Art historian wins grant from Graham Foundation to complete book on American artist Alison Knowles

Author: Josh Weinhold

Nicole Woods 800

Nicole Woods 600Nicole Woods

Nicole Woods, a Notre Dame assistant professor of modern and contemporary art history, has won a grant from the Graham Foundation for Advanced Studies in the Arts.

One of 21 grants awarded from a pool of more than 700 applications, Woods will use the funding to complete her book on American artist Alison Knowles, the sole female founding member of the influential artist collective Fluxus.
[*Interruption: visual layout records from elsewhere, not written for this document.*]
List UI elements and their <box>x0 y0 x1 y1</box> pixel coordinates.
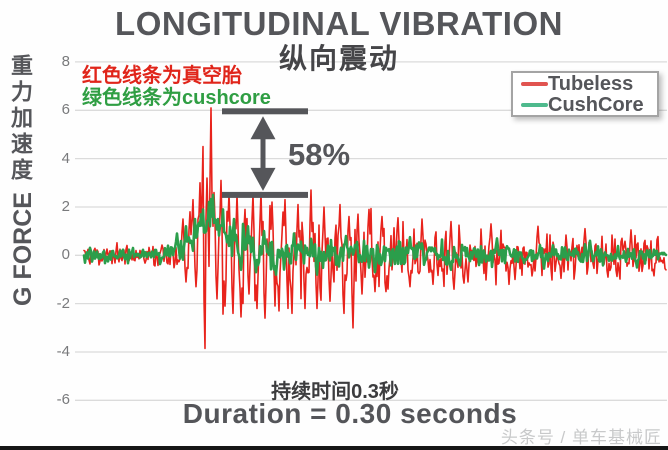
cushcore-note-chinese: 绿色线条为cushcore <box>82 87 271 109</box>
legend: Tubeless CushCore <box>511 71 659 117</box>
tubeless-series-line <box>83 107 667 350</box>
y-axis-label-gforce: G FORCE <box>9 192 37 306</box>
duration-note-chinese: 持续时间0.3秒 <box>271 381 399 403</box>
cushcore-series-line <box>82 193 668 276</box>
reduction-percentage-label: 58% <box>288 137 351 172</box>
watermark: 头条号 / 单车基械匠 <box>500 428 662 447</box>
y-tick-label: -4 <box>56 343 70 360</box>
y-tick-label: 2 <box>61 198 70 215</box>
duration-note-english: Duration = 0.30 seconds <box>182 398 518 429</box>
legend-label-cushcore: CushCore <box>548 93 644 116</box>
legend-label-tubeless: Tubeless <box>548 72 634 95</box>
y-axis-label-chinese: 重力加速度 <box>8 54 33 184</box>
cushcore-swatch-icon <box>521 102 548 107</box>
y-tick-label: 8 <box>61 53 70 70</box>
lower-reference-bar <box>222 191 308 198</box>
y-tick-label: 0 <box>61 246 70 263</box>
upper-reference-bar <box>222 108 308 115</box>
legend-item-tubeless: Tubeless <box>521 73 657 94</box>
y-tick-label: 6 <box>61 101 70 118</box>
arrow-down-icon <box>250 167 276 191</box>
legend-item-cushcore: CushCore <box>521 94 657 115</box>
page-subtitle-chinese: 纵向震动 <box>278 43 399 74</box>
bottom-border-bar <box>0 446 668 450</box>
page-title: LONGITUDINAL VIBRATION <box>115 5 563 42</box>
arrow-up-icon <box>250 116 276 140</box>
y-tick-label: -2 <box>56 295 70 312</box>
reduction-annotation <box>222 108 308 198</box>
y-tick-label: -6 <box>56 391 70 408</box>
y-tick-label: 4 <box>61 150 70 167</box>
tubeless-swatch-icon <box>521 81 548 86</box>
tubeless-note-chinese: 红色线条为真空胎 <box>82 65 242 87</box>
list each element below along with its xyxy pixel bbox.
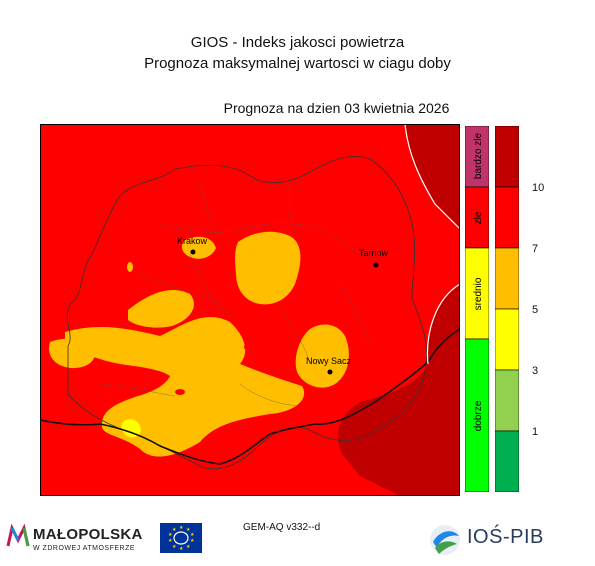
map-subtitle: Prognoza maksymalnej wartosci w ciagu do… [144,55,451,72]
zone-orange-west-blob [49,338,96,369]
zone-dark-red-east [405,124,460,229]
river-northeast [404,124,460,230]
colorbar [495,126,519,492]
zone-orange-krakow [181,236,216,259]
city-label-tarnow: Tarnow [359,248,389,258]
svg-text:★: ★ [179,525,184,531]
svg-text:★: ★ [172,544,177,550]
colorbar-tick-7: 7 [532,243,539,255]
colorbar-tick-5: 5 [532,304,539,316]
colorbar-band-6 [495,430,519,492]
malopolska-name: MAŁOPOLSKA [33,526,143,543]
scale-label-srednio: srednio [473,277,484,310]
malopolska-logo-icon [6,524,30,547]
zone-orange-nowy-sacz [295,324,349,388]
svg-text:★: ★ [186,527,191,533]
zone-orange-pocket-1 [127,262,133,272]
colorbar-tick-3: 3 [532,365,539,377]
ios-pib-logo-icon [430,525,460,555]
county-lines [101,183,379,407]
colorbar-band-4 [495,308,519,371]
svg-text:★: ★ [179,546,184,552]
city-dot-tarnow [373,262,379,268]
zone-orange-central [235,231,301,305]
scale-srednio [465,247,489,340]
scale-label-dobrze: dobrze [473,400,484,431]
forecast-date: Prognoza na dzien 03 kwietnia 2026 [223,100,450,116]
malopolska-tagline: W ZDROWEJ ATMOSFERZE [33,545,136,552]
scale-dobrze [465,338,489,492]
ios-pib-name: IOŚ-PIB [467,526,544,548]
svg-text:★: ★ [186,544,191,550]
colorbar-band-3 [495,247,519,310]
colorbar-tick-10: 10 [532,182,545,194]
colorbar-band-1 [495,126,519,188]
svg-text:★: ★ [168,532,173,538]
river-east [426,283,460,365]
colorbar-band-2 [495,186,519,249]
svg-text:★: ★ [168,538,173,544]
forecast-map: Krakow Tarnow Nowy Sacz [40,124,460,496]
city-dot-krakow [190,249,196,255]
svg-text:★: ★ [172,527,177,533]
zone-dark-red-southeast [337,284,460,496]
city-label-nowy-sacz: Nowy Sacz [306,356,352,366]
zone-red-pocket-1 [244,342,260,352]
map-title: GIOS - Indeks jakosci powietrza [190,34,405,51]
city-dot-nowy-sacz [327,369,333,375]
scale-label-zle: zle [473,211,484,224]
scale-zle [465,186,489,249]
city-label-krakow: Krakow [177,236,208,246]
colorbar-tick-1: 1 [532,426,539,438]
colorbar-band-5 [495,369,519,432]
region-border [66,156,428,470]
zone-yellow-spot [121,419,141,438]
zone-orange-north-wedge [128,289,194,328]
model-version: GEM-AQ v332--d [243,522,321,533]
quality-scale: bardzo zle zle srednio dobrze [465,126,489,492]
eu-life-flag-icon: ★ ★★★ ★★★★ ★★ [160,523,202,553]
svg-text:★: ★ [190,532,195,538]
scale-label-bardzo-zle: bardzo zle [473,132,484,179]
svg-text:★: ★ [190,538,195,544]
country-border [40,328,460,465]
zone-red-pocket-2 [175,389,185,395]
“Given the highly competitive nature of The Graham Foundation research grants across many disciplines, I was thrilled to learn I was one of its 2018 recipients,” she said. “To be honored in such a way is to be recognized for one’s own scholarship — but more importantly, it is a signal that research on women artists is both a valuable and necessary endeavor for the field of cultural production writ large.”
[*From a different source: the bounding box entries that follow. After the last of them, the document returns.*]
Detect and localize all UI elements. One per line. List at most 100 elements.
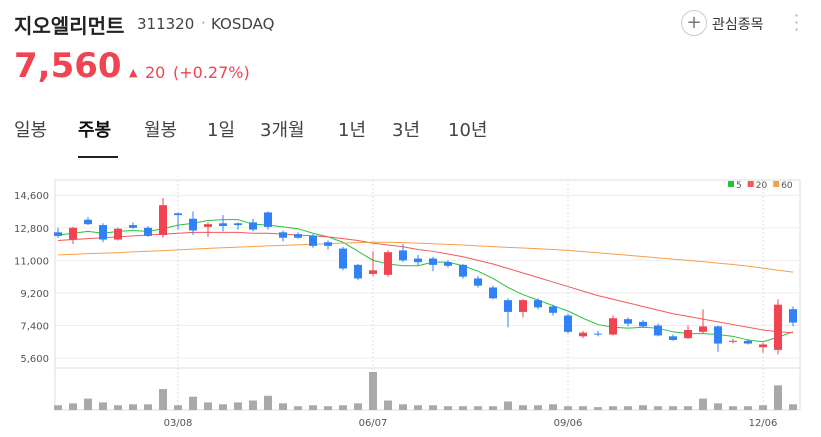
volume-bar	[519, 405, 527, 410]
candle-body	[564, 315, 572, 332]
volume-bar	[354, 403, 362, 410]
candle-body	[174, 213, 182, 216]
volume-bar	[594, 407, 602, 410]
volume-bar	[174, 405, 182, 410]
tab[interactable]: 일봉	[14, 120, 48, 141]
candle-body	[459, 264, 467, 277]
candle-body	[444, 262, 452, 266]
watch-button[interactable]: 관심종목	[712, 17, 764, 33]
candle-body	[504, 300, 512, 312]
candle-body	[414, 258, 422, 263]
x-tick-label: 09/06	[554, 418, 583, 429]
y-tick-label: 12,800	[14, 224, 49, 235]
candle-body	[579, 332, 587, 337]
volume-bar	[159, 389, 167, 410]
candle-body	[699, 326, 707, 332]
candle-body	[84, 219, 92, 225]
tab[interactable]: 1년	[338, 120, 367, 141]
volume-bar	[339, 405, 347, 410]
volume-bar	[669, 406, 677, 410]
more-menu[interactable]: · · ·	[794, 6, 800, 39]
candle-body	[474, 278, 482, 286]
y-tick-label: 7,400	[20, 321, 49, 332]
candle-body	[279, 232, 287, 238]
volume-bar	[699, 398, 707, 410]
ma-line	[57, 219, 794, 343]
candle-body	[639, 321, 647, 327]
volume-bar	[234, 402, 242, 410]
candle-body	[774, 304, 782, 350]
candle-body	[189, 218, 197, 231]
y-tick-label: 14,600	[14, 191, 49, 202]
stock-code: 311320	[137, 15, 195, 33]
volume-bar	[144, 404, 152, 410]
legend-swatch	[728, 181, 734, 187]
y-tick-label: 11,000	[14, 256, 49, 267]
volume-bar	[99, 402, 107, 410]
candle-body	[744, 340, 752, 344]
volume-bar	[399, 404, 407, 410]
x-tick-label: 06/07	[359, 418, 388, 429]
volume-bar	[744, 406, 752, 410]
volume-bar	[654, 406, 662, 410]
candle-body	[594, 333, 602, 335]
volume-bar	[54, 405, 62, 410]
volume-bar	[504, 401, 512, 410]
add-icon[interactable]: +	[681, 10, 707, 36]
volume-bar	[249, 400, 257, 410]
candle-body	[399, 250, 407, 261]
candle-body	[549, 306, 557, 313]
volume-bar	[624, 406, 632, 410]
x-tick-label: 03/08	[164, 418, 193, 429]
candle-body	[729, 340, 737, 342]
market: KOSDAQ	[211, 15, 275, 33]
tab[interactable]: 10년	[448, 120, 488, 141]
volume-bar	[759, 405, 767, 410]
volume-bar	[714, 403, 722, 410]
tab[interactable]: 3년	[392, 120, 421, 141]
candle-body	[324, 242, 332, 246]
tab[interactable]: 3개월	[260, 120, 305, 141]
candle-body	[609, 318, 617, 335]
volume-bar	[84, 398, 92, 410]
legend-swatch	[773, 181, 780, 187]
volume-bar	[264, 395, 272, 410]
candle-body	[219, 223, 227, 226]
volume-bar	[639, 405, 647, 410]
y-tick-label: 5,600	[20, 354, 49, 365]
volume-bar	[279, 403, 287, 410]
candle-body	[294, 234, 302, 238]
candle-body	[759, 344, 767, 348]
volume-bar	[129, 404, 137, 410]
plot-frame	[54, 179, 801, 411]
candle-body	[54, 232, 62, 236]
volume-bar	[564, 406, 572, 410]
price: 7,560	[14, 46, 122, 86]
volume-bar	[489, 406, 497, 410]
candle-body	[429, 258, 437, 265]
tab[interactable]: 월봉	[144, 120, 178, 141]
volume-bar	[579, 406, 587, 410]
y-tick-label: 9,200	[20, 289, 49, 300]
legend-label: 60	[781, 181, 793, 191]
volume-bar	[309, 405, 317, 410]
volume-bar	[609, 406, 617, 410]
active-tab-underline	[78, 156, 118, 158]
up-arrow: ▲	[129, 66, 138, 79]
tab[interactable]: 주봉	[78, 120, 112, 141]
volume-bar	[684, 406, 692, 410]
volume-bar	[69, 403, 77, 410]
stock-name: 지오엘리먼트	[14, 14, 125, 38]
volume-bar	[549, 404, 557, 410]
change-pct: (+0.27%)	[173, 63, 250, 82]
change: 20	[145, 63, 166, 82]
volume-bar	[369, 372, 377, 410]
tab[interactable]: 1일	[207, 120, 236, 141]
candle-body	[144, 227, 152, 236]
candle-body	[369, 270, 377, 274]
candle-body	[99, 225, 107, 240]
candle-body	[234, 223, 242, 226]
volume-bar	[459, 406, 467, 410]
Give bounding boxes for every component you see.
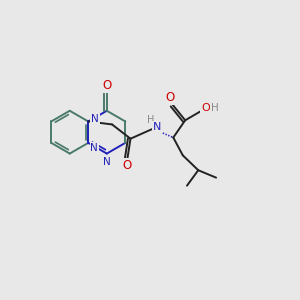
Text: O: O bbox=[201, 103, 210, 113]
Text: N: N bbox=[103, 157, 111, 167]
Text: H: H bbox=[147, 115, 154, 125]
Text: O: O bbox=[102, 79, 111, 92]
Text: H: H bbox=[211, 103, 219, 113]
Text: O: O bbox=[166, 91, 175, 104]
Text: N: N bbox=[152, 122, 161, 132]
Text: N: N bbox=[90, 143, 98, 153]
Text: O: O bbox=[122, 159, 131, 172]
Text: N: N bbox=[91, 114, 99, 124]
Performing Chance: The Art of Alison Knowles In/Out of Fluxus will be the first monograph written about the artist, and Woods plans to analyze Knowles’ work chronologically, from her abstract paintings in the 1950s to her shift to performance and art made from manufactured objects in the 1960s to two groundbreaking installations in the late 1960s and mid-1970s.

“Working within an historical category that came to be known as ‘the neo-avant-garde,’ the book recasts Knowles as a central force rather than a peripheral bystander,” Woods said. “Someone who actively shaped the reception of Fluxus and intermedia alongside her more frequently cited collaborators and co-conspirators, including John Cage, Nam June Paik, and George Maciunas.”
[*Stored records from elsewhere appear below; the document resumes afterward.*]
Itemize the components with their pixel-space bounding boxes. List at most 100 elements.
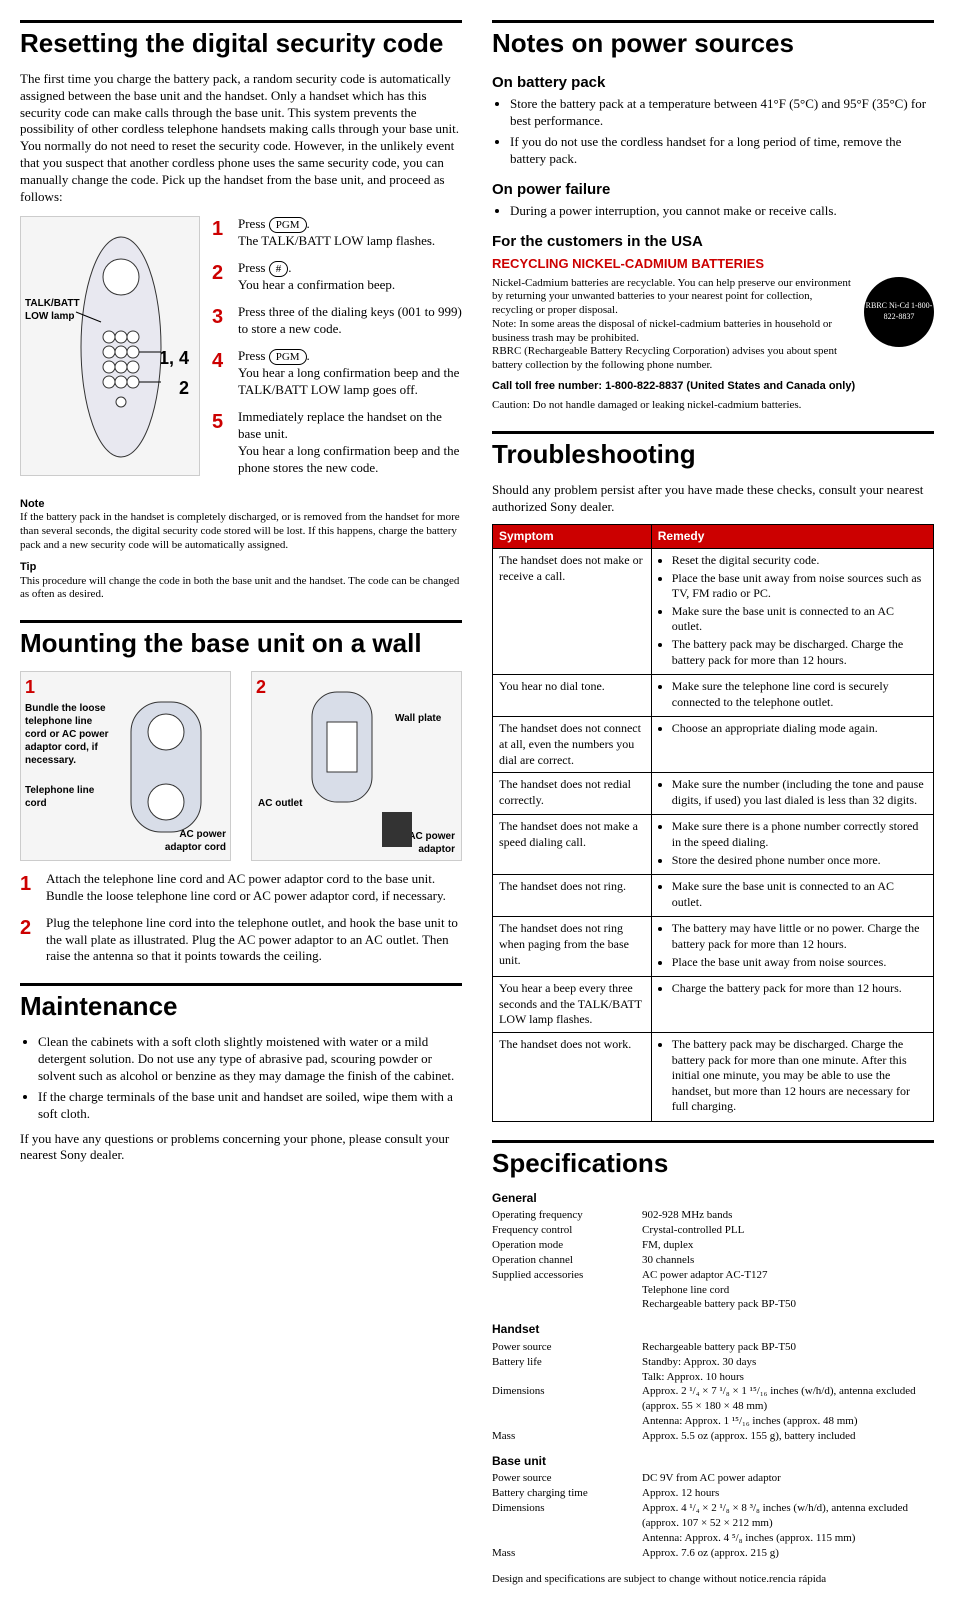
spec-value: Standby: Approx. 30 days <box>642 1355 934 1370</box>
list-item: During a power interruption, you cannot … <box>510 203 934 220</box>
remedy-cell: Make sure the base unit is connected to … <box>651 875 933 917</box>
spec-label: Supplied accessories <box>492 1268 642 1283</box>
list-item: Clean the cabinets with a soft cloth sli… <box>38 1034 462 1085</box>
spec-label: Dimensions <box>492 1384 642 1399</box>
spec-row: Talk: Approx. 10 hours <box>492 1370 934 1385</box>
step-num: 2 <box>212 260 230 294</box>
remedy-cell: Choose an appropriate dialing mode again… <box>651 717 933 773</box>
spec-base: Power sourceDC 9V from AC power adaptorB… <box>492 1471 934 1560</box>
spec-label: Dimensions <box>492 1501 642 1516</box>
left-column: Resetting the digital security code The … <box>20 20 462 1595</box>
spec-label: Operating frequency <box>492 1208 642 1223</box>
remedy-item: Make sure the base unit is connected to … <box>672 604 927 635</box>
remedy-item: Charge the battery pack for more than 12… <box>672 981 927 997</box>
spec-row: Battery charging timeApprox. 12 hours <box>492 1486 934 1501</box>
step-item: 5Immediately replace the handset on the … <box>212 409 462 477</box>
spec-row: Supplied accessoriesAC power adaptor AC-… <box>492 1268 934 1283</box>
heading-spec: Specifications <box>492 1140 934 1181</box>
step-text: Press PGM.The TALK/BATT LOW lamp flashes… <box>238 216 462 250</box>
maint-para: If you have any questions or problems co… <box>20 1131 462 1165</box>
symptom-cell: The handset does not work. <box>493 1032 652 1121</box>
spec-handset-head: Handset <box>492 1322 934 1338</box>
remedy-cell: Reset the digital security code.Place th… <box>651 549 933 675</box>
symptom-cell: The handset does not redial correctly. <box>493 773 652 815</box>
heading-mount: Mounting the base unit on a wall <box>20 620 462 661</box>
spec-row: Operation channel30 channels <box>492 1253 934 1268</box>
tip-body: This procedure will change the code in b… <box>20 575 462 603</box>
spec-handset: Power sourceRechargeable battery pack BP… <box>492 1340 934 1444</box>
spec-value: Telephone line cord <box>642 1283 934 1298</box>
spec-label: Mass <box>492 1429 642 1444</box>
spec-label: Battery life <box>492 1355 642 1370</box>
recycle-caution: Caution: Do not handle damaged or leakin… <box>492 399 934 413</box>
spec-row: Telephone line cord <box>492 1283 934 1298</box>
spec-label: Operation mode <box>492 1238 642 1253</box>
right-column: Notes on power sources On battery pack S… <box>492 20 934 1595</box>
table-row: You hear a beep every three seconds and … <box>493 977 934 1033</box>
list-item: Store the battery pack at a temperature … <box>510 96 934 130</box>
spec-base-head: Base unit <box>492 1454 934 1470</box>
spec-row: MassApprox. 5.5 oz (approx. 155 g), batt… <box>492 1429 934 1444</box>
spec-value: 30 channels <box>642 1253 934 1268</box>
spec-label <box>492 1516 642 1531</box>
spec-value: FM, duplex <box>642 1238 934 1253</box>
h2-batt: On battery pack <box>492 73 934 93</box>
spec-label: Frequency control <box>492 1223 642 1238</box>
spec-row: Battery lifeStandby: Approx. 30 days <box>492 1355 934 1370</box>
remedy-item: Store the desired phone number once more… <box>672 853 927 869</box>
spec-label: Power source <box>492 1340 642 1355</box>
spec-value: Rechargeable battery pack BP-T50 <box>642 1340 934 1355</box>
step-item: 3Press three of the dialing keys (001 to… <box>212 304 462 338</box>
symptom-cell: The handset does not make or receive a c… <box>493 549 652 675</box>
step-text: Press three of the dialing keys (001 to … <box>238 304 462 338</box>
spec-footer: Design and specifications are subject to… <box>492 1572 934 1586</box>
batt-list: Store the battery pack at a temperature … <box>510 96 934 168</box>
reset-steps-block: TALK/BATT LOW lamp 1, 4 2 1Press PGM.The… <box>20 216 462 487</box>
h3-recycle: RECYCLING NICKEL-CADMIUM BATTERIES <box>492 256 934 273</box>
mount-step: 2Plug the telephone line cord into the t… <box>20 915 462 966</box>
spec-value: Approx. 5.5 oz (approx. 155 g), battery … <box>642 1429 934 1444</box>
step-text: Press #.You hear a confirmation beep. <box>238 260 462 294</box>
spec-row: (approx. 107 × 52 × 212 mm) <box>492 1516 934 1531</box>
spec-value: Antenna: Approx. 4 ⁵/₈ inches (approx. 1… <box>642 1531 934 1546</box>
note-head: Note <box>20 497 462 511</box>
spec-label: Operation channel <box>492 1253 642 1268</box>
heading-notes: Notes on power sources <box>492 20 934 61</box>
spec-row: (approx. 55 × 180 × 48 mm) <box>492 1399 934 1414</box>
remedy-cell: The battery pack may be discharged. Char… <box>651 1032 933 1121</box>
table-row: You hear no dial tone.Make sure the tele… <box>493 675 934 717</box>
remedy-item: Make sure the telephone line cord is sec… <box>672 679 927 710</box>
heading-trouble: Troubleshooting <box>492 431 934 472</box>
spec-value: Approx. 12 hours <box>642 1486 934 1501</box>
recycle-row: Nickel-Cadmium batteries are recyclable.… <box>492 277 934 373</box>
mount-steps-list: 1Attach the telephone line cord and AC p… <box>20 871 462 965</box>
spec-value: DC 9V from AC power adaptor <box>642 1471 934 1486</box>
spec-row: Power sourceDC 9V from AC power adaptor <box>492 1471 934 1486</box>
handset-diagram: TALK/BATT LOW lamp 1, 4 2 <box>20 216 200 476</box>
spec-label: Battery charging time <box>492 1486 642 1501</box>
spec-label <box>492 1414 642 1429</box>
remedy-item: Make sure the base unit is connected to … <box>672 879 927 910</box>
recycle-text: Nickel-Cadmium batteries are recyclable.… <box>492 277 854 373</box>
remedy-item: Place the base unit away from noise sour… <box>672 955 927 971</box>
trouble-table: Symptom Remedy The handset does not make… <box>492 524 934 1122</box>
step-item: 1Press PGM.The TALK/BATT LOW lamp flashe… <box>212 216 462 250</box>
table-row: The handset does not work.The battery pa… <box>493 1032 934 1121</box>
remedy-item: Make sure the number (including the tone… <box>672 777 927 808</box>
tip-head: Tip <box>20 560 462 574</box>
spec-row: Operation modeFM, duplex <box>492 1238 934 1253</box>
spec-row: MassApprox. 7.6 oz (approx. 215 g) <box>492 1546 934 1561</box>
maint-list: Clean the cabinets with a soft cloth sli… <box>38 1034 462 1122</box>
spec-value: Approx. 7.6 oz (approx. 215 g) <box>642 1546 934 1561</box>
spec-row: Operating frequency902-928 MHz bands <box>492 1208 934 1223</box>
note-body: If the battery pack in the handset is co… <box>20 511 462 552</box>
symptom-cell: The handset does not ring when paging fr… <box>493 917 652 977</box>
spec-label: Power source <box>492 1471 642 1486</box>
remedy-cell: Charge the battery pack for more than 12… <box>651 977 933 1033</box>
trouble-intro: Should any problem persist after you hav… <box>492 482 934 516</box>
step-item: 4Press PGM.You hear a long confirmation … <box>212 348 462 399</box>
table-row: The handset does not make or receive a c… <box>493 549 934 675</box>
table-row: The handset does not ring.Make sure the … <box>493 875 934 917</box>
spec-row: Rechargeable battery pack BP-T50 <box>492 1297 934 1312</box>
remedy-item: Place the base unit away from noise sour… <box>672 571 927 602</box>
Woods, who last fall held a visiting senior fellowship at the Center for Advanced Study in the Visual Arts at the National Gallery of Art, also has concurrent appointments in Notre Dame’s Department of Film, Television, and Theatre and Gender Studies Program.

Makeasalad3 800A photo from one of Knowles’ best-known works, Proposition #2: Make a Salad (1962).

Over the past 10 years, she has researched Knowles in archives and museums throughout North America and western Europe, studying archival papers, artworks, objects, and other items at the Hans Sohm Fluxus Archiv in Stuttgart, Germany; the Getty Research Library in Los Angeles; the Museum of Contemporary Art Archives in Chicago; the Archives of American Art at the Smithsonian Institution in Washington, D.C., and the Museum of Modern Art Archives in New York City.

Like many female artists of her era, Woods said, Knowles had limited storage space and little professional recognition, so she was not a detailed record-keeper, creating a challenge in surveying the breadth and impact of her work.

“It has taken much longer than most to reconstruct her life and career,” Woods said. “As an art historian, it has been a meaningful methodological exercise because it is a reminder of how contingent and relational these histories are — an example of how and why many women artists have been left behind.”